Tax

Estate Planning, Risk Management To Boom In FO Space - Handler Thayer

Harriet Davies Editor - Family Wealth Report 18 April 2011

Estate Planning, Risk Management To Boom In FO Space - Handler Thayer

Wealth transfer planning is expected to see a boom in 2011 and 2012, driven by highly favorable income tax and estate laws effected by the Tax Reform Act of 2010, according to Handler Thayer's Advanced Planning & Family Office Group. Meanwhile, heightened global risk means wealthy families and family offices are devoting an increasing level of resources to risk management.

The firm is encouraging clients to take advantage of the current situation and implement gifts and advanced wealth transfer strategies as soon as possible, “rather than waiting for late 2012, just before the current provisions expire and 55 per cent estate tax rates with a $1 million exclusion amount automatically return,” it said in a statement.

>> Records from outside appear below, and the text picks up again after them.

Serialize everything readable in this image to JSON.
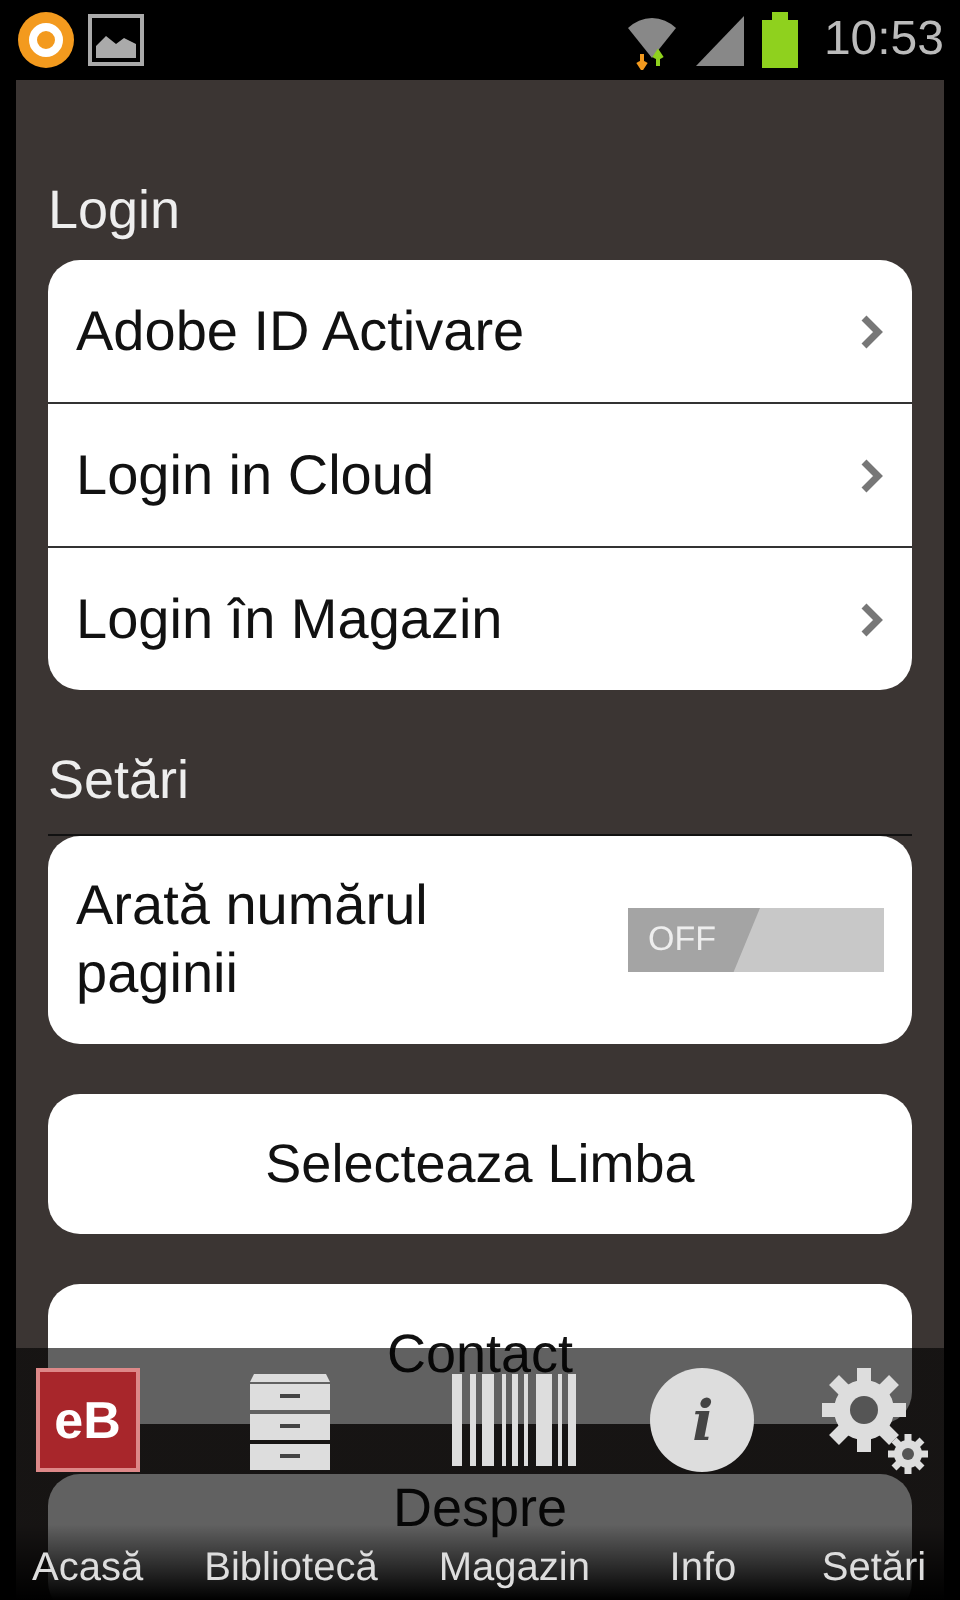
{
  "status_bar": {
    "time": "10:53"
  },
  "sections": [
    {
      "title": "Login",
      "items": [
        {
          "kind": "link",
          "label": "Adobe ID Activare"
        },
        {
          "kind": "link",
          "label": "Login in Cloud"
        },
        {
          "kind": "link",
          "label": "Login în Magazin"
        }
      ]
    },
    {
      "title": "Setări",
      "items": [
        {
          "kind": "toggle",
          "label": "Arată numărul paginii",
          "on": false,
          "toggle_text": "OFF"
        }
      ]
    }
  ],
  "buttons": [
    "Selecteaza Limba",
    "Contact",
    "Despre"
  ],
  "nav": [
    {
      "kind": "home",
      "label": "Acasă",
      "badge": "eB"
    },
    {
      "kind": "library",
      "label": "Bibliotecă"
    },
    {
      "kind": "store",
      "label": "Magazin"
    },
    {
      "kind": "info",
      "label": "Info",
      "glyph": "i"
    },
    {
      "kind": "settings",
      "label": "Setări"
    }
  ]
}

Handler Thayer said the recommendation mitigates the risk that the 2012 budget proposals raise transfer tax rates and lower the exclusion amount from the start of next year, and also shifts future appreciation of the transferor's estate immediately, capitalising on low valutaions of businesses, real estate and private equity.

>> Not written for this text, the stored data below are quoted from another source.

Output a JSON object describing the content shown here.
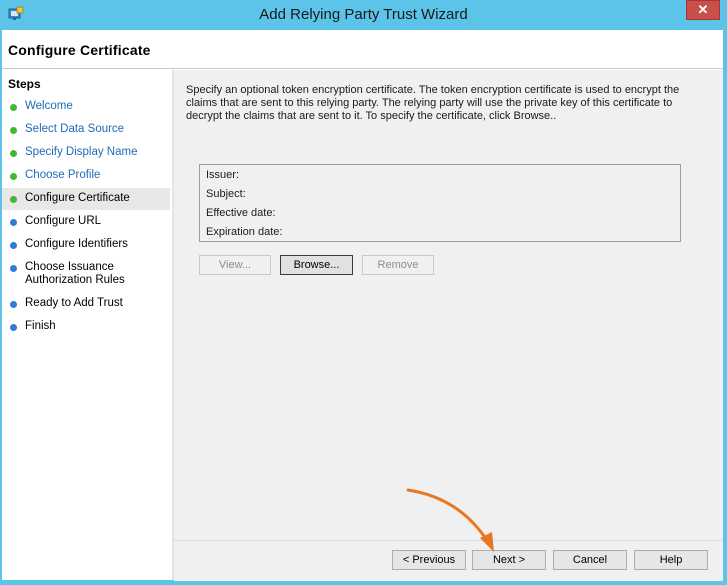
{
  "window": {
    "title": "Add Relying Party Trust Wizard",
    "close_glyph": "✕"
  },
  "header": {
    "page_title": "Configure Certificate"
  },
  "steps": {
    "heading": "Steps",
    "items": [
      {
        "label": "Welcome",
        "state": "done"
      },
      {
        "label": "Select Data Source",
        "state": "done"
      },
      {
        "label": "Specify Display Name",
        "state": "done"
      },
      {
        "label": "Choose Profile",
        "state": "done"
      },
      {
        "label": "Configure Certificate",
        "state": "current"
      },
      {
        "label": "Configure URL",
        "state": "pending"
      },
      {
        "label": "Configure Identifiers",
        "state": "pending"
      },
      {
        "label": "Choose Issuance",
        "label2": "Authorization Rules",
        "state": "pending"
      },
      {
        "label": "Ready to Add Trust",
        "state": "pending"
      },
      {
        "label": "Finish",
        "state": "pending"
      }
    ]
  },
  "main": {
    "description_line1": "Specify an optional token encryption certificate.  The token encryption certificate is used to encrypt the",
    "description_line2": "claims that are sent to this relying party.  The relying party will use the private key of this certificate to",
    "description_line3": "decrypt the claims that are sent to it.  To specify the certificate, click Browse..",
    "cert": {
      "issuer": "Issuer:",
      "subject": "Subject:",
      "effective_date": "Effective date:",
      "expiration_date": "Expiration date:"
    },
    "buttons": {
      "view": "View...",
      "browse": "Browse...",
      "remove": "Remove"
    }
  },
  "footer": {
    "previous": "< Previous",
    "next": "Next >",
    "cancel": "Cancel",
    "help": "Help"
  },
  "colors": {
    "titlebar": "#5bc4e8",
    "done_dot": "#3fb832",
    "pending_dot": "#2e7cd6",
    "annotation_arrow": "#e87722",
    "close": "#c7504b"
  }
}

“The unusually generous 35 per cent rates and $5 million unified exclusion amount also provide the unique opportunity for gift tax and GST tax rescue strategies. Previous mistakes, valuation problems and failures to properly allocate GST exclusions may be solved elegantly during the current window period,” the private client law firm advised.

Another trend is for family offices to emphasize risk management in their strategies and place considerable resources into this area, Handler Thayer's family office practice said. This is reflected in the fact wealthy families and family offices continue to take “highly defensive” stances in investment, risk management, security and privacy, and means the major family office associations are focusing on risk management in their training programs, research and publications.

Particularly, key concerns include that elevated future levels of income and payroll tax will inordinately fall on “fewer and fewer taxpayers”, and that the globalization of businesses, investments and family offices will see a flight of assets out of the US.

Meanwhile, exponential growth in technology constantly creates new and unforeseen challenges to wealthy families related to cyber-security, personal security, reputational risk, and privacy and confidentiality, according to Tom Livergood, chief executive of the Family Wealth Alliance. He added that these risks increase further in times of crisis, such as the Japan disaster and the unrest in the Middle East, and the Alliance Security Council was formed to tackle these problems by segmenting and addressing risk in 10 different threat areas.